As of the census of 2000, there were 295 people, 110 households, and 85 families residing in the CDP. The population density was 24.5 PD/sqmi. There were 115 housing units at an average density of 9.5 /sqmi. The racial makeup of the CDP was 95.59% White, 2.03% Native American, 1.36% Asian, 0.34% from other races, and 0.68% from two or more races. Hispanic or Latino of any race were 0.34% of the population.

There were 110 households, out of which 33.6% had children under the age of 18 living with them, 69.1% were married couples living together, 4.5% had a female householder with no husband present, and 22.7% were non-families. 20.0% of all households were made up of individuals, and 4.5% had someone living alone who was 65 years of age or older. The average household size was 2.68 and the average family size was 3.11.

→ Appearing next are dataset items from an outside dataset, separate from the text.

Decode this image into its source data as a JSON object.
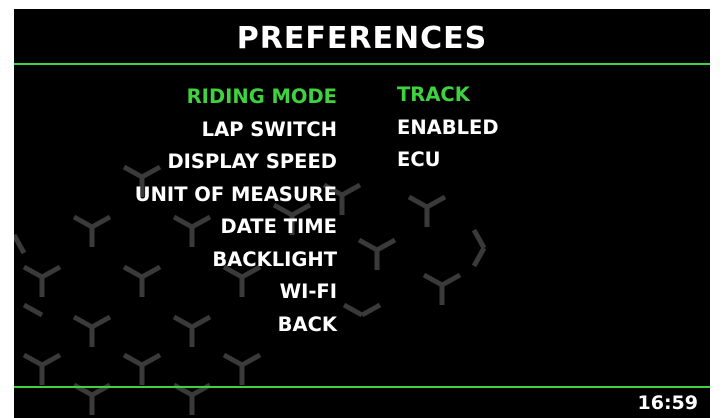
{
  "header": {
    "title": "PREFERENCES"
  },
  "menu": {
    "items": [
      {
        "label": "RIDING MODE",
        "selected": true
      },
      {
        "label": "LAP SWITCH",
        "selected": false
      },
      {
        "label": "DISPLAY SPEED",
        "selected": false
      },
      {
        "label": "UNIT OF MEASURE",
        "selected": false
      },
      {
        "label": "DATE TIME",
        "selected": false
      },
      {
        "label": "BACKLIGHT",
        "selected": false
      },
      {
        "label": "WI-FI",
        "selected": false
      },
      {
        "label": "BACK",
        "selected": false
      }
    ]
  },
  "values": {
    "riding_mode": "TRACK",
    "lap_switch": "ENABLED",
    "display_speed": "ECU"
  },
  "status_bar": {
    "clock": "16:59"
  },
  "colors": {
    "background": "#000000",
    "accent": "#3fd23f",
    "text": "#ffffff",
    "pattern": "#3a3a3a"
  }
}
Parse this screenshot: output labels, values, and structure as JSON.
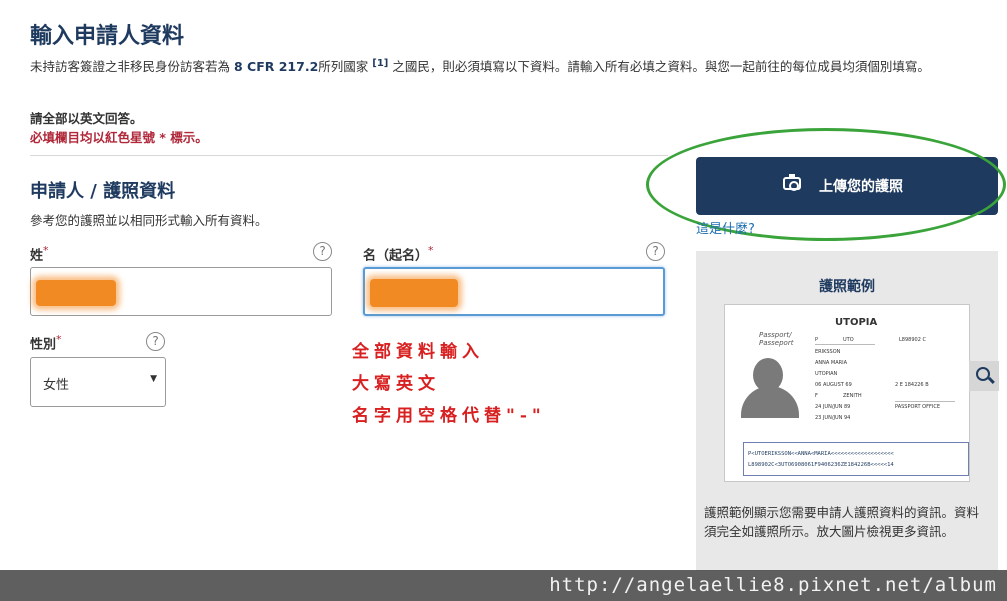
{
  "page": {
    "title": "輸入申請人資料",
    "intro_prefix": "未持訪客簽證之非移民身份訪客若為 ",
    "intro_cfr": "8 CFR 217.2",
    "intro_mid": "所列國家 ",
    "intro_ref": "[1]",
    "intro_suffix": " 之國民，則必須填寫以下資料。請輸入所有必填之資料。與您一起前往的每位成員均須個別填寫。",
    "english_note": "請全部以英文回答。",
    "required_note": "必填欄目均以紅色星號 * 標示。"
  },
  "section": {
    "title": "申請人 / 護照資料",
    "description": "參考您的護照並以相同形式輸入所有資料。"
  },
  "fields": {
    "surname_label": "姓",
    "given_name_label": "名（起名）",
    "gender_label": "性別",
    "required_mark": "*",
    "help_mark": "?",
    "gender_value": "女性",
    "select_arrow": "▼"
  },
  "annotation": {
    "line1": "全部資料輸入",
    "line2": "大寫英文",
    "line3": "名字用空格代替\"-\""
  },
  "upload": {
    "button_label": "上傳您的護照",
    "what_link": "這是什麼?"
  },
  "sample": {
    "title": "護照範例",
    "country": "UTOPIA",
    "passport_label": "Passport/\nPasseport",
    "surname": "ERIKSSON",
    "given_names": "ANNA MARIA",
    "nationality": "UTOPIAN",
    "dob": "06 AUGUST 69",
    "sex": "F",
    "place_of_birth": "ZENITH",
    "issue_date": "24 JUN/JUN 89",
    "authority": "PASSPORT OFFICE",
    "expiry_date": "23 JUN/JUN 94",
    "type": "P",
    "code": "UTO",
    "passport_no": "L898902 C",
    "personal_no": "2 E 184226 B",
    "mrz_line1": "P<UTOERIKSSON<<ANNA<MARIA<<<<<<<<<<<<<<<<<<<",
    "mrz_line2": "L898902C<3UTO6908061F9406236ZE184226B<<<<<14",
    "description": "護照範例顯示您需要申請人護照資料的資訊。資料須完全如護照所示。放大圖片檢視更多資訊。"
  },
  "watermark": {
    "text": "http://angelaellie8.pixnet.net/album"
  },
  "colors": {
    "brand_navy": "#1f3a5f",
    "required_red": "#b0283a",
    "annotation_red": "#d82020",
    "highlight_green": "#3aa43a",
    "redaction_orange": "#f28a24"
  }
}
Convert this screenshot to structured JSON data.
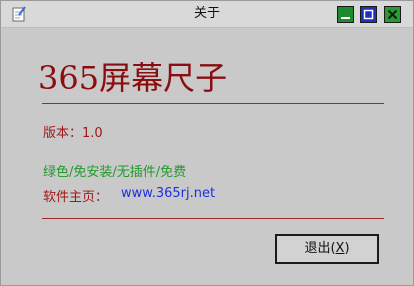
{
  "window": {
    "title": "关于"
  },
  "titlebar": {
    "app_icon": "notepad-icon",
    "controls": [
      {
        "name": "minimize-icon",
        "color": "#1e8a2e"
      },
      {
        "name": "maximize-icon",
        "color": "#1f2fbf"
      },
      {
        "name": "close-icon",
        "color": "#2a9a35"
      }
    ]
  },
  "about": {
    "app_name": "365屏幕尺子",
    "version": "版本：1.0",
    "features": "绿色/免安装/无插件/免费",
    "homepage_label": "软件主页：",
    "homepage_url": "www.365rj.net"
  },
  "buttons": {
    "exit_label": "退出(",
    "exit_mnemonic": "X",
    "exit_close": ")"
  },
  "colors": {
    "app_name": "#8a0e10",
    "text_red": "#a01818",
    "text_green": "#1f9a2a",
    "link_blue": "#1d2fe0",
    "background": "#c9c9c9"
  }
}
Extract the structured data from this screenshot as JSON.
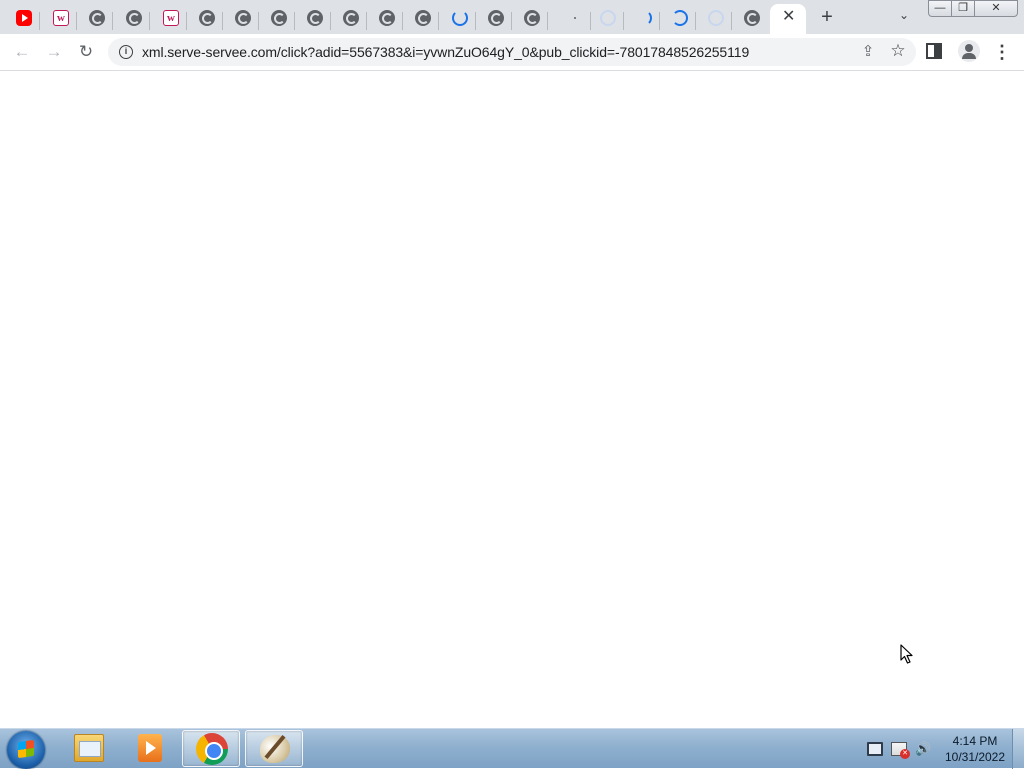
{
  "browser": {
    "tabs": [
      {
        "icon": "youtube-icon",
        "state": "inactive"
      },
      {
        "icon": "w-logo-icon",
        "state": "inactive"
      },
      {
        "icon": "globe-icon",
        "state": "inactive"
      },
      {
        "icon": "globe-icon",
        "state": "inactive"
      },
      {
        "icon": "w-logo-icon",
        "state": "inactive"
      },
      {
        "icon": "globe-icon",
        "state": "inactive"
      },
      {
        "icon": "globe-icon",
        "state": "inactive"
      },
      {
        "icon": "globe-icon",
        "state": "inactive"
      },
      {
        "icon": "globe-icon",
        "state": "inactive"
      },
      {
        "icon": "globe-icon",
        "state": "inactive"
      },
      {
        "icon": "globe-icon",
        "state": "inactive"
      },
      {
        "icon": "globe-icon",
        "state": "inactive"
      },
      {
        "icon": "loading-spinner-icon",
        "state": "loading"
      },
      {
        "icon": "globe-icon",
        "state": "inactive"
      },
      {
        "icon": "globe-icon",
        "state": "inactive"
      },
      {
        "icon": "loading-dot-icon",
        "state": "loading"
      },
      {
        "icon": "loading-spinner-icon",
        "state": "loading"
      },
      {
        "icon": "loading-spinner-icon",
        "state": "loading"
      },
      {
        "icon": "loading-spinner-icon",
        "state": "loading"
      },
      {
        "icon": "loading-spinner-icon",
        "state": "loading"
      },
      {
        "icon": "globe-icon",
        "state": "inactive"
      },
      {
        "icon": "close-icon",
        "state": "active"
      }
    ],
    "active_tab_close": "✕",
    "new_tab_label": "+",
    "tab_search_glyph": "⌄",
    "window_controls": {
      "minimize": "—",
      "maximize": "❐",
      "close": "✕"
    },
    "nav": {
      "back": "←",
      "forward": "→",
      "reload": "↻"
    },
    "address_bar": {
      "info_glyph": "i",
      "url": "xml.serve-servee.com/click?adid=5567383&i=yvwnZuO64gY_0&pub_clickid=-78017848526255119"
    },
    "toolbar_icons": {
      "share": "⇪",
      "bookmark": "☆",
      "menu": "⋮"
    }
  },
  "taskbar": {
    "apps": [
      {
        "name": "windows-explorer",
        "active": false
      },
      {
        "name": "windows-media-player",
        "active": false
      },
      {
        "name": "google-chrome",
        "active": true
      },
      {
        "name": "paint",
        "active": false
      }
    ],
    "tray": {
      "volume_glyph": "🔊"
    },
    "clock": {
      "time": "4:14 PM",
      "date": "10/31/2022"
    }
  },
  "colors": {
    "tabstrip_bg": "#dee1e6",
    "omnibox_bg": "#f1f3f4",
    "loading_accent": "#1a73e8",
    "taskbar_bg": "#8fb0cf"
  }
}
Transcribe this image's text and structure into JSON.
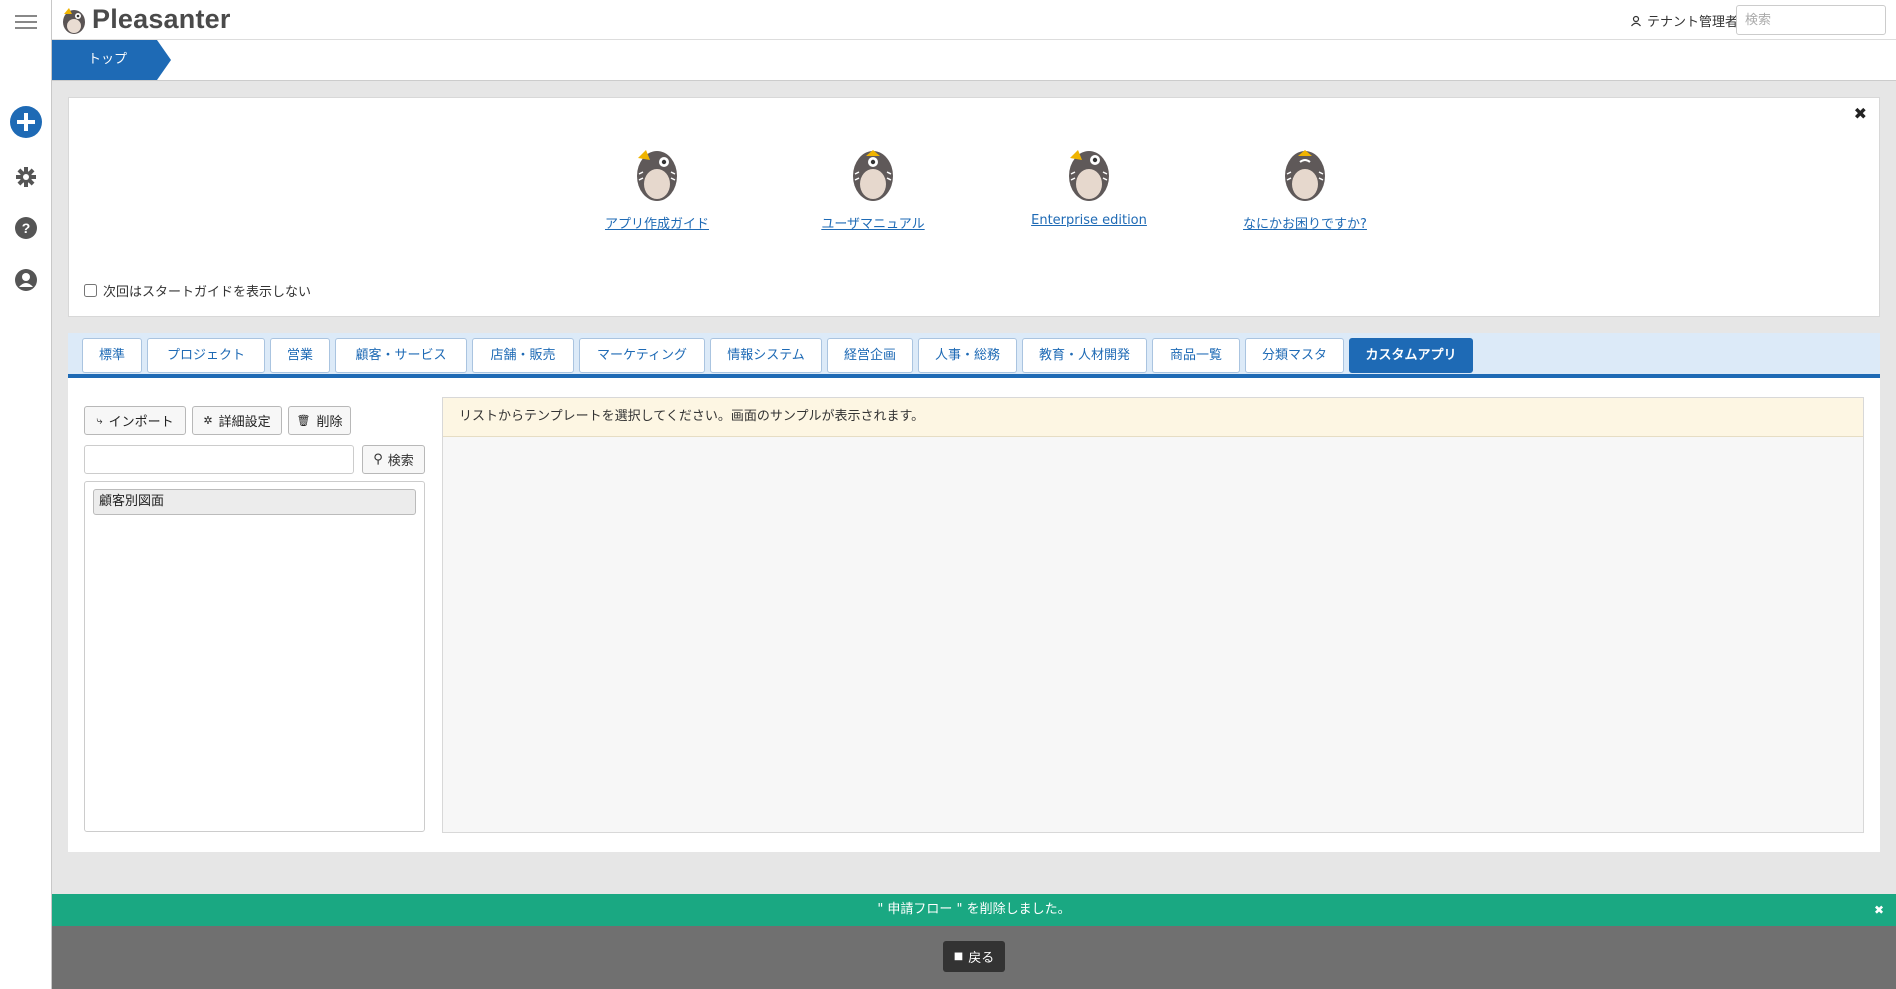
{
  "app": {
    "brand": "Pleasanter",
    "user_name": "テナント管理者",
    "search_placeholder": "検索"
  },
  "breadcrumb": {
    "items": [
      {
        "label": "トップ"
      }
    ]
  },
  "sidebar": {
    "icons": [
      "menu-icon",
      "plus-circle-icon",
      "gear-icon",
      "help-icon",
      "user-circle-icon"
    ]
  },
  "guide": {
    "close_label": "✖",
    "items": [
      {
        "label": "アプリ作成ガイド",
        "icon": "owl-icon"
      },
      {
        "label": "ユーザマニュアル",
        "icon": "owl-icon"
      },
      {
        "label": "Enterprise edition",
        "icon": "owl-icon"
      },
      {
        "label": "なにかお困りですか?",
        "icon": "owl-icon"
      }
    ],
    "checkbox_label": "次回はスタートガイドを表示しない"
  },
  "tabs": [
    {
      "label": "標準"
    },
    {
      "label": "プロジェクト"
    },
    {
      "label": "営業"
    },
    {
      "label": "顧客・サービス"
    },
    {
      "label": "店舗・販売"
    },
    {
      "label": "マーケティング"
    },
    {
      "label": "情報システム"
    },
    {
      "label": "経営企画"
    },
    {
      "label": "人事・総務"
    },
    {
      "label": "教育・人材開発"
    },
    {
      "label": "商品一覧"
    },
    {
      "label": "分類マスタ"
    },
    {
      "label": "カスタムアプリ",
      "active": true
    }
  ],
  "toolbar": {
    "import_label": "インポート",
    "settings_label": "詳細設定",
    "delete_label": "削除",
    "search_label": "検索"
  },
  "template_list": {
    "items": [
      {
        "label": "顧客別図面"
      }
    ]
  },
  "preview": {
    "message": "リストからテンプレートを選択してください。画面のサンプルが表示されます。"
  },
  "notification": {
    "message": "\" 申請フロー \" を削除しました。",
    "close_label": "✖"
  },
  "footer": {
    "back_label": "戻る"
  },
  "colors": {
    "accent": "#1e6ab5",
    "notice": "#1aa882",
    "footer": "#707070",
    "preview_msg_bg": "#fdf6e3"
  }
}
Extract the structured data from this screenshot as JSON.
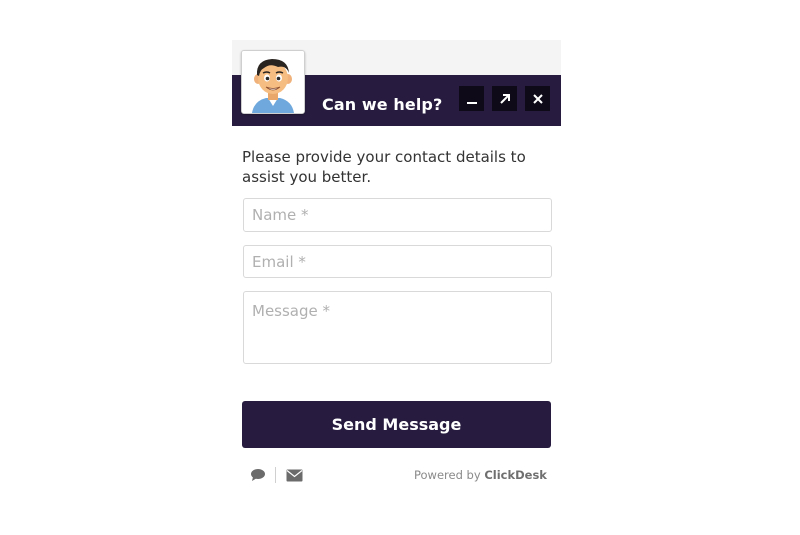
{
  "header": {
    "title": "Can we help?",
    "controls": [
      "minimize-icon",
      "popout-icon",
      "close-icon"
    ],
    "background_color": "#271c3f"
  },
  "form": {
    "intro": "Please provide your contact details to assist you better.",
    "name_placeholder": "Name *",
    "email_placeholder": "Email *",
    "message_placeholder": "Message *",
    "submit_label": "Send Message",
    "button_color": "#271c3f"
  },
  "footer": {
    "icons": [
      "chat-bubble-icon",
      "envelope-icon"
    ],
    "powered_prefix": "Powered by",
    "powered_brand": "ClickDesk"
  }
}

In the CDP, the population was spread out, with 25.4% under the age of 18, 5.8% from 18 to 24, 30.8% from 25 to 44, 27.5% from 45 to 64, and 10.5% who were 65 years of age or older. The median age was 40 years. For every 100 females, there were 99.3 males. For every 100 females age 18 and over, there were 105.6 males.

The median income for a household in the CDP was $53,125, and the median income for a family was $52,917. Males had a median income of $28,125 versus $32,500 for females. The per capita income for the CDP was $21,953. None of the families and 1.4% of the population were living below the poverty line.

Historical population
| Census | Pop. | Note | %± |
| 2020 | 597 |  | — |
U.S. Decennial Census

==Education==
The school districts for the community are Clancy Elementary School District and Jefferson High School District.

Jefferson High School in Boulder serves the Jefferson City students.